One health care expert surmised that the health systems will benefit from the fact that they already have the infrastructure to train residents. The Medicare payments include money for overhead costs, but the hospitals won’t have additional overhead from the added residents, said Daniel M. Grauman, chief executive of Veralon, a Philadelphia health care consulting firm.
“Hence, the financial impact is completely incremental to each of the winner hospitals,” he said.
If Medicare ultimately blocks the sale, the residency slots would be redistributed, with no certainty that the bulk of them would remain in the Philadelphia region.
Baer and others said that Medicare, which objected to the sale on Monday, wants to avoid a precedent that would effectively create a market for residency slots.
Yet the amount of the winning bid is so significant in the context of the bankruptcy case that Medicare will likely come under pressure to strike a deal that would allow lenders and other Hahnemann creditors to collect the $55 million. One possibility is that the sale could be allowed to go through with the stipulation that it sets no precedent.
The senior secured lender in the bankruptcy, MidCap Financial, is owed about $55 million. Altogether, the bankrupt parent company of Hahnemann and St. Christopher’s has more than $330 million in liabilities.

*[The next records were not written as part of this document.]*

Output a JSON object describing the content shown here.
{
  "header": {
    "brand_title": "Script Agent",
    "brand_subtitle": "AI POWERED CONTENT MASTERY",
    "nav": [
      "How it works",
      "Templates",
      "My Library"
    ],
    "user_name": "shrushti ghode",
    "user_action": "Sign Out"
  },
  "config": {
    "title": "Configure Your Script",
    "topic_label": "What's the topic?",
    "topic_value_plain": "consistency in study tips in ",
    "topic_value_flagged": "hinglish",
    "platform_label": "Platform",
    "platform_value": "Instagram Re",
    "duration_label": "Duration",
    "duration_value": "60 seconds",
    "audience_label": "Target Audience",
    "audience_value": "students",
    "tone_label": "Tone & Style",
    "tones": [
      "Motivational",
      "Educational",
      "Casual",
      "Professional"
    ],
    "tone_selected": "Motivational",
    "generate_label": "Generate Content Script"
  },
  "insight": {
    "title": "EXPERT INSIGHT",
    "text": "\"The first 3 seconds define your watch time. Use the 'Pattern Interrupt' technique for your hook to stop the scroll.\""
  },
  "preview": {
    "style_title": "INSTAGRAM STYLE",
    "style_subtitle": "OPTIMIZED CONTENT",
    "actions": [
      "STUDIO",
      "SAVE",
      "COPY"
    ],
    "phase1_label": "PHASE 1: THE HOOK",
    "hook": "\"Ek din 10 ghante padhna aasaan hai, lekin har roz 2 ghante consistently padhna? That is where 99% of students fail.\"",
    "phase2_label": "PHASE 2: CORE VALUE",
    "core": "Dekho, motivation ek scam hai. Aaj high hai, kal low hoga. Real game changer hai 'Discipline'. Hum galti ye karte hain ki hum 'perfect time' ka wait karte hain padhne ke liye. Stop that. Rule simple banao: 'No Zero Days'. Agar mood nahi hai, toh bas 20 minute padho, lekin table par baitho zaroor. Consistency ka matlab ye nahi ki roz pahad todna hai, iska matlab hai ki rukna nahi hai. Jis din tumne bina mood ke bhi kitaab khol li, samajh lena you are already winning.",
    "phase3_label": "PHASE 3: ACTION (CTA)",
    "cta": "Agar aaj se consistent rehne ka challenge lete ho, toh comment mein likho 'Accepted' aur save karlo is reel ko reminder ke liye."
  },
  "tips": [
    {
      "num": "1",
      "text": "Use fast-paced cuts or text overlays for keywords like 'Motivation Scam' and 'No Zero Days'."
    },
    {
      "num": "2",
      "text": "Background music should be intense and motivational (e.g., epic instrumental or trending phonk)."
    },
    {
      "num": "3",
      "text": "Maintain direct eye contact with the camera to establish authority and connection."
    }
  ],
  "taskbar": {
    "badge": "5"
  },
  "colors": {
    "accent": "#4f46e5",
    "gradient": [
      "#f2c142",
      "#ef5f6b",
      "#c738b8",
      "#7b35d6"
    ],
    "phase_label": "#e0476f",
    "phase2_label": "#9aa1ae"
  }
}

The starting bid for the residency slots was a $7.5 million offer from Tower Health, which was joined at the auction by Drexel University and the University of Pennsylvania Health System, sources said. The loss of the residencies could be significant for the new academic partnership of Tower Health and Drexel’s School of Medicine because it will be harder to build residency programs.
Drexel and Tower both said in separate statements that they remained committed to building a successful academic health system.
Another bidder at Thursday’s auction was KPC Health, a privately held company that operates seven hospitals in Southern California, according to its website. KPC, which wants to continue operating Hahnemann, did not respond to a request for comment.
The coalition that won the auction for the residency slots said it “is open to discussions with a partner to discuss ways of providing care at Hahnemann or St. Christopher’s Hospital for Children.”
A family that owns Pontiac General Hospital in Pontiac, Mich., also wanted to buy Hahnemann to reopen it, but did not qualify to participate in the auction. “We’re working with investors to get enough money to fit our model and run Hahnemann hospital as a going concern,” Sanyam Sharma, Pontiac General’s chief executive, said Friday.
The closure of Hahnemann, which traces its roots to 1848, affects some of the city’s sickest and most vulnerable patients besides scattering the hundreds of medical residents. The 496-bed hospital employed more than 2,500 people.
The hospital’s current owner, Joel Freedman, a California investment banker, bought Hahnemann and St. Christopher’s from Tenet Healthcare Corp. early last year for $170 million. In April, Freedman said that the hospital was losing $3 million to $5 million a month, and would have to close without financial help from the state and others.